Russians overwhelmingly approved a package of constitutional changes in a nationwide vote, partial results showed Wednesday, allowing President Vladimir Putin to potentially extend his two-decade rule until 2036.
With just over 85 percent of ballots counted after the end of seven days of voting, 77.8 percent of voters had supported the reforms, according to election commission figures cited by Russian state agencies.
There had been little doubt of voters backing the changes, which Putin announced earlier this year and critics denounced as a maneuver to allow him to stay in the Kremlin for life. But top Kremlin critic Alexei Navalny slammed the results as a “huge lie” that did not reflect real public opinion.
The amendments had been passed weeks ago by Russia’s parliament and copies of the new constitution were already on sale in bookshops, but Putin had said voter approval was essential to give them legitimacy.
The reforms include conservative and populist measures — like guaranteed minimum pensions and an effective ban on gay marriage — but crucially for Putin also reset presidential limits allowing him to run twice again after his current six-year term expires in 2024.
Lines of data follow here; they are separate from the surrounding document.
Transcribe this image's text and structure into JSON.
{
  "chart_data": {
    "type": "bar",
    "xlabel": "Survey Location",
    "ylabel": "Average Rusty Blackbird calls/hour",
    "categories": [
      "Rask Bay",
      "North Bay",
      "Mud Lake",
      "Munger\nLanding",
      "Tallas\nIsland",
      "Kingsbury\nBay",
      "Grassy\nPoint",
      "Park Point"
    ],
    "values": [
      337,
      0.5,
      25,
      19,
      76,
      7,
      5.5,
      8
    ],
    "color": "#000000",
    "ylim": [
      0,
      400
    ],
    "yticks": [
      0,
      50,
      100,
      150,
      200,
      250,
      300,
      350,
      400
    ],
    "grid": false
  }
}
Turnout as of 2000 GMT was about 65 percent, the election commission said. The Kremlin pulled out all the stops to encourage voting, with polls extended over nearly a week, the last day of voting declared a national holiday and prizes — including apartments, cars, and cash — on offer to voters.
Initially planned for April 22, the referendum was postponed by the coronavirus pandemic but rescheduled after Putin said the epidemic had peaked and officials began reporting lower numbers of new cases.
‘Stability, Security, Prosperity’
In a final appeal to voters on Tuesday, Putin said the changes were needed to ensure Russia’s future “stability, security, prosperity.”
State television showed Putin voting Wednesday at his usual polling station at the Russian Academy of Sciences, where he was handed a ballot by an electoral worker wearing a surgical mask and gloves. Dressed in a dark suit and tie, Putin was not wearing any protective gear.
At a polling station in Vladivostok in Russia’s Far East, 79-year-old Valentina Kungurtseva told AFP she supported the reforms. “For us as pensioners, it’s very important that they will increase our pension every year,” she said. “As long as we have a good president, life will be good,” she said.
In the second city, Saint Petersburg, 20-year-old Sergei Goritsvetov said he opposed the reforms but doubted it would make any difference. “I voted against and I hope there will be many of us, but I don’t know what it will change,” he said. “At least I expressed my opinion.”
Navalny had said Putin, 67 and in power as president or prime minister since 2000, wants to make himself “president for life” and called for a boycott, calling the vote illegitimate.
“We have just watched a show with a planned finale,” he wrote on his blog after polls closed.
“Putin will not leave himself,” Navalny wrote, “not until we begin to come out to the streets by the hundreds of thousands, by millions.”
The opposition divided and failed to mount a serious campaign, with some voting “no” and others staying home. There were only small protests in central Moscow and Saint-Petersburg Wednesday.
Falling Approval Ratings
Golos, an independent election monitor, said it had received hundreds of complaints of violations, including people voting more than once and claims employers were putting pressure on staff to cast ballots.
Election commission chief Ella Pamfilova denied any problems on Wednesday, saying only a couple of violations were confirmed and they would have no effect on the result. Putin’s approval rating has fallen in recent months. It stood at 60 percent in June according to pollster Levada, down 20 points from the months after his re-election in 2018.
Analysts say Putin wanted to get the vote over with before Russians — already suffering from several years of falling incomes — are hit by the full economic impact of the pandemic.
Putin said in a recent interview that he had not decided whether to run again but suggested that part of the reason for the presidential reset was to allow Russia’s political elite to focus on governing instead of “hunting for possible successors.”